While the hurricane's 90 mph winds registered as only a Category 1 on a scale of five, it packed "astoundingly low" barometric pressure, giving it terrific energy to push water inland, said Kerry Emanuel, a professor of meteorology at MIT.

Officials blamed at least 16 deaths on the converging storms — five in New York, three each in New Jersey and Pennsylvania, two in Connecticut, and one each in Maryland, North Carolina and West Virginia. Three of the victims were children, one just 8 years old.

Sandy, which killed 69 people in the Caribbean before making its way up the Eastern Seaboard, began to hook left at midday Monday toward the New Jersey coast. Even before it made landfall, crashing waves had claimed an old, 50-foot piece of Atlantic City's world-famous Boardwalk.

"We are looking at the highest storm surges ever recorded" in the Northeast, said Jeff Masters, meteorology director for Weather Underground, a private forecasting service.

Sitting on the dangerous northeast wall of the storm, the New York metropolitan area got the worst of it.

An explosion at a ConEdison substation knocked out power to about 310,000 customers in Manhattan, said Miksad.
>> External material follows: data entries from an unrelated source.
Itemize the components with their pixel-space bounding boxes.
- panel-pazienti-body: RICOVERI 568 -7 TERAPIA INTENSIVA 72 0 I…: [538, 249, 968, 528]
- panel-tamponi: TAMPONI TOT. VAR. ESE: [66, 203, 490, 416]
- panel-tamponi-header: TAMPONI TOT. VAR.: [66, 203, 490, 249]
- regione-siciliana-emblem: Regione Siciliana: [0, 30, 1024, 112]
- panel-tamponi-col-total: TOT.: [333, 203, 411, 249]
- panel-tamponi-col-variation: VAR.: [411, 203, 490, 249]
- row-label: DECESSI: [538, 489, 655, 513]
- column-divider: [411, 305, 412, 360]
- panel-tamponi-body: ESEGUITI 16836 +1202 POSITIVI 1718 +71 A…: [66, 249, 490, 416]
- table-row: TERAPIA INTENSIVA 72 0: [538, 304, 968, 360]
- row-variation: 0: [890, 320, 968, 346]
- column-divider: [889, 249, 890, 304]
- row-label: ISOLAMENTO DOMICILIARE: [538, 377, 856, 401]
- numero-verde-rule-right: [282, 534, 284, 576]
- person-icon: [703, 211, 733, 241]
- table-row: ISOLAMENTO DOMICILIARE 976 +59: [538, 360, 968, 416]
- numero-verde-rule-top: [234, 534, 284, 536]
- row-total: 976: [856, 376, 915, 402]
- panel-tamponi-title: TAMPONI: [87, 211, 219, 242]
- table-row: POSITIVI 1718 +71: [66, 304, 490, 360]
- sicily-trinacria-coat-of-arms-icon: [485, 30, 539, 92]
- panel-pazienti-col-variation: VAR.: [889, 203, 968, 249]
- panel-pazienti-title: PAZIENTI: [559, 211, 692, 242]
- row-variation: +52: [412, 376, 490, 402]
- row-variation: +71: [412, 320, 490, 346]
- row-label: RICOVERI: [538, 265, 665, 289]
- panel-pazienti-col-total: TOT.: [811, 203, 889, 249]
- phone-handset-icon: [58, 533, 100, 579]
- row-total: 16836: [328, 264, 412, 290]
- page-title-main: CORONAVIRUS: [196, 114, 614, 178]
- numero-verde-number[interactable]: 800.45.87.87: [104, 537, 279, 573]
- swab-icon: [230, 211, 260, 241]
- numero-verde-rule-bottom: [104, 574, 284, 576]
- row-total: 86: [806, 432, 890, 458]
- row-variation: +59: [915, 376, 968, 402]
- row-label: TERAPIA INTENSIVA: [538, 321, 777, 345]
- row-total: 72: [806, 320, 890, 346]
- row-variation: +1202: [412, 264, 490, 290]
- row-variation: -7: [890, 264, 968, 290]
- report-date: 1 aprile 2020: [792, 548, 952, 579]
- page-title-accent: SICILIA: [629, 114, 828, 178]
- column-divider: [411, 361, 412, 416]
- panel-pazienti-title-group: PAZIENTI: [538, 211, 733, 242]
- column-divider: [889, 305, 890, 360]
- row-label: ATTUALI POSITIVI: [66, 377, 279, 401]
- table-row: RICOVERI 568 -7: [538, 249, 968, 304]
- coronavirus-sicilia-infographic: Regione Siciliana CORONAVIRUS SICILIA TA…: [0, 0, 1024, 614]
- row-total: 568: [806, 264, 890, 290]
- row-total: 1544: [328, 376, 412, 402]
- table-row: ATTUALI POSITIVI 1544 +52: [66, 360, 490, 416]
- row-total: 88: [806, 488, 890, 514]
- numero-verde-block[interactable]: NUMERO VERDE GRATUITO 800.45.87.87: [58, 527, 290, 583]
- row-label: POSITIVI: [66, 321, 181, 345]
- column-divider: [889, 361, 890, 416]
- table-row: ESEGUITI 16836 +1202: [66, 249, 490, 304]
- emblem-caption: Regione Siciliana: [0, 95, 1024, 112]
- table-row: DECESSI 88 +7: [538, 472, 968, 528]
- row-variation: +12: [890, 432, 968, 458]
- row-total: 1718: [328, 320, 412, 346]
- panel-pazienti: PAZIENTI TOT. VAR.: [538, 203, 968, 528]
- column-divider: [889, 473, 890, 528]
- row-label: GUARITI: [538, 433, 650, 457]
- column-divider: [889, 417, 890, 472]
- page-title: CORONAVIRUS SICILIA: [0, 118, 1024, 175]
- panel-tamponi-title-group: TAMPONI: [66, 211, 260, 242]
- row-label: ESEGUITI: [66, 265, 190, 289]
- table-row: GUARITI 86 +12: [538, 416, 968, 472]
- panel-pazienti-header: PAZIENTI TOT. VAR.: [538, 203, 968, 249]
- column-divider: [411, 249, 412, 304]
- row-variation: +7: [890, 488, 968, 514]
"We see a pop. The whole sky lights up," said Dani Hart, 30, who was watching the storm from the roof of her building in the Navy Yards.

"It sounded like the Fourth of July," Stephen Weisbrot said from his 10th-floor apartment.

New York University's Tisch Hospital was forced to evacuate 200 patients after its backup generator failed. NYU Medical Dean Robert Grossman said patients — among them 20 babies from neonatal intensive care that were on battery-powered respirators — had to be carried down staircases and to dozens of waiting ambulances.